La piccola scrivania all'ingresso era vuota, ma lo specchio dietro di essa poteva essere trasparente, percio non tentai di sgattaiolare su per le scale.
Suonai il campanello e un uomo corpulento e molliccio comparve da dietro un muro e mi sorrise con le labbra umide e morbide, i denti biancoazzurrastri e gli occhi che luccicavano in maniera innaturale.
– La signorina Gonzales – dissi. – Mi chiamo Marlowe. La signorina mi aspetta.
– Ma certo, si, naturalmente, – garri il ciccione agitando le mani come un frullo d'ali. – Si, naturalmente. Le telefono subito.

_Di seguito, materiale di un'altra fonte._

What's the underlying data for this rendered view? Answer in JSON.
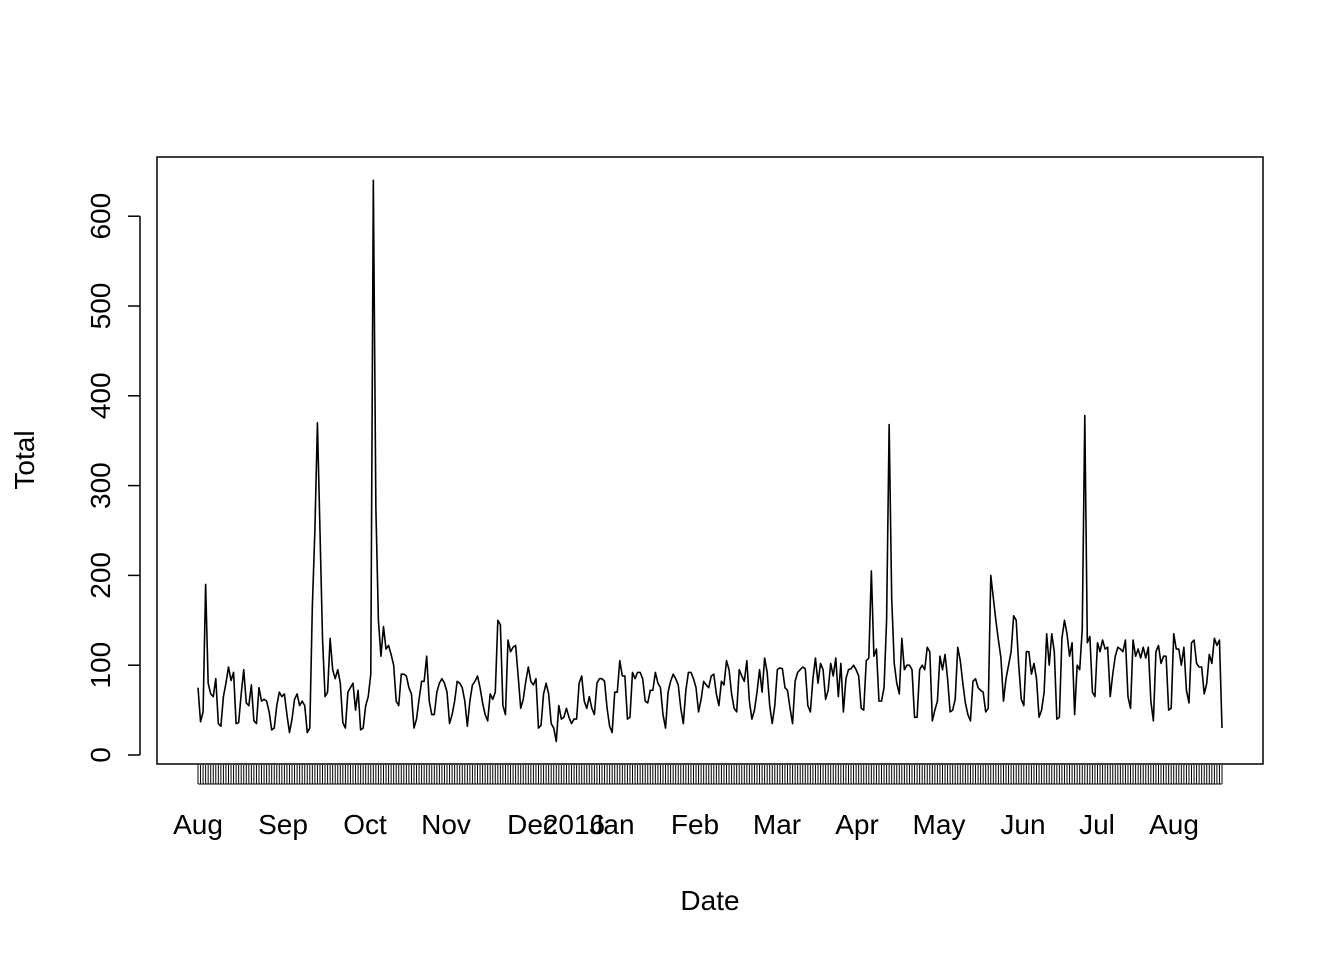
{
  "chart_data": {
    "type": "line",
    "title": "",
    "xlabel": "Date",
    "ylabel": "Total",
    "ylim": [
      0,
      650
    ],
    "yticks": [
      0,
      100,
      200,
      300,
      400,
      500,
      600
    ],
    "xticks": [
      "Aug",
      "Sep",
      "Oct",
      "Nov",
      "Dec",
      "2016",
      "Jan",
      "Feb",
      "Mar",
      "Apr",
      "May",
      "Jun",
      "Jul",
      "Aug"
    ],
    "x_start": "2015-08-01",
    "x_end": "2016-08-31",
    "series": [
      {
        "name": "",
        "color": "#000000",
        "values": [
          75,
          37,
          48,
          190,
          80,
          68,
          65,
          85,
          35,
          32,
          65,
          80,
          98,
          83,
          92,
          35,
          36,
          68,
          95,
          58,
          55,
          78,
          38,
          35,
          75,
          60,
          62,
          60,
          48,
          28,
          30,
          55,
          70,
          65,
          68,
          45,
          25,
          40,
          62,
          68,
          55,
          60,
          55,
          25,
          30,
          165,
          250,
          370,
          250,
          130,
          65,
          70,
          130,
          95,
          85,
          95,
          80,
          36,
          30,
          70,
          75,
          80,
          50,
          72,
          28,
          30,
          55,
          65,
          90,
          640,
          275,
          150,
          110,
          143,
          118,
          122,
          112,
          100,
          60,
          55,
          90,
          90,
          88,
          75,
          68,
          30,
          40,
          62,
          82,
          82,
          110,
          60,
          45,
          45,
          70,
          80,
          85,
          80,
          70,
          35,
          45,
          60,
          82,
          80,
          75,
          60,
          32,
          60,
          78,
          82,
          88,
          75,
          58,
          45,
          38,
          68,
          62,
          70,
          150,
          145,
          55,
          45,
          128,
          115,
          120,
          122,
          88,
          52,
          62,
          82,
          98,
          82,
          78,
          85,
          30,
          33,
          68,
          80,
          68,
          35,
          30,
          15,
          55,
          40,
          42,
          52,
          42,
          35,
          40,
          40,
          80,
          88,
          60,
          52,
          65,
          52,
          45,
          80,
          85,
          85,
          82,
          52,
          32,
          25,
          70,
          70,
          105,
          88,
          88,
          40,
          42,
          92,
          85,
          92,
          92,
          85,
          60,
          58,
          72,
          72,
          92,
          80,
          75,
          45,
          30,
          70,
          82,
          90,
          85,
          78,
          52,
          35,
          72,
          92,
          92,
          85,
          75,
          48,
          62,
          82,
          78,
          75,
          88,
          90,
          68,
          55,
          82,
          78,
          105,
          95,
          68,
          52,
          48,
          95,
          88,
          82,
          105,
          60,
          40,
          50,
          70,
          95,
          70,
          108,
          92,
          55,
          35,
          55,
          95,
          97,
          96,
          75,
          72,
          52,
          35,
          82,
          92,
          95,
          98,
          96,
          55,
          48,
          85,
          108,
          80,
          102,
          95,
          62,
          72,
          102,
          88,
          108,
          65,
          102,
          48,
          85,
          95,
          96,
          100,
          95,
          88,
          52,
          50,
          105,
          108,
          205,
          110,
          118,
          60,
          60,
          75,
          150,
          368,
          175,
          102,
          80,
          68,
          130,
          95,
          100,
          100,
          95,
          42,
          42,
          95,
          100,
          95,
          120,
          115,
          38,
          50,
          60,
          110,
          95,
          112,
          85,
          48,
          50,
          62,
          120,
          105,
          80,
          58,
          45,
          38,
          82,
          85,
          75,
          72,
          70,
          48,
          52,
          200,
          175,
          150,
          128,
          108,
          60,
          85,
          100,
          115,
          155,
          150,
          100,
          62,
          55,
          115,
          115,
          90,
          102,
          85,
          42,
          50,
          70,
          135,
          100,
          135,
          115,
          40,
          42,
          130,
          150,
          135,
          110,
          125,
          45,
          100,
          95,
          140,
          378,
          125,
          132,
          70,
          65,
          125,
          115,
          128,
          118,
          120,
          65,
          90,
          110,
          120,
          118,
          115,
          128,
          65,
          52,
          128,
          110,
          118,
          108,
          120,
          108,
          120,
          60,
          38,
          115,
          122,
          102,
          110,
          110,
          50,
          52,
          135,
          118,
          118,
          100,
          120,
          72,
          58,
          125,
          128,
          102,
          98,
          98,
          68,
          80,
          112,
          102,
          130,
          122,
          128,
          30
        ]
      }
    ]
  }
}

Anche la voce, pareva un frullo d'ali. L'uomo prese il ricevitore del telefono, vi gorgoglio dentro e lo mise giu.
– Si, signor Marlowe. La signorina Gonzales dice che andiate subito su.
Appartamento dodici, quarto piano. – Diede una risatina da scolaretta. – Ma immagino che lo sappiate.
– Lo so adesso – ribattei. – Oh, tra parentesi, eravate qui, nel febbraio scorso?
– Nel febbraio scorso? Nel febbraio… Oh, si. Ero qui, nel febbraio scorso. – La sua pronuncia era meticolosa, come un manuale di fonetica.
– Ricordate la sera in cui han fatto fuori Stein, qui di fronte?
Il sorriso spari, a precipizio.
– Siete un ufficiale di polizia? – La voce era sottile e flebile, ora.
– No. Ma avete i pantaloni aperti, se ci tenete a saperlo.
Lui guardo giu, inorridito e chiuse la cerniera con le mani che quasi gli tremavano.
– Oh, grazie – balbetto. – grazie. – Si chino sopra la piccola scrivania. – Non e successo proprio qui davanti – disse. – Non esattamente. E stato quasi all'angolo della via.
– Abitava qui, vero?
– Preferirei proprio non parlarne. Sinceramente, preferirei non parlarne.
– Tacque e si passo la lingua sul labbro inferiore. – Perche queste domande?
– Cosi, tanto per farvi parlare. Dovete starci piu attento, amico. Vi si sente nel fiato.
Divenne tutto rosa, fino al collo.
– Se insinuate che abbia bevuto…
– Solo te – risposi. – E non in infusione.
Mi allontanai. Lui non aperse bocca. Quando arrivai all'ascensore mi voltai a guardare. Era in piedi con le mani piatte sulla scrivania e il collo torto indietro, per guardarmi. Anche da quella distanza pareva che tremasse.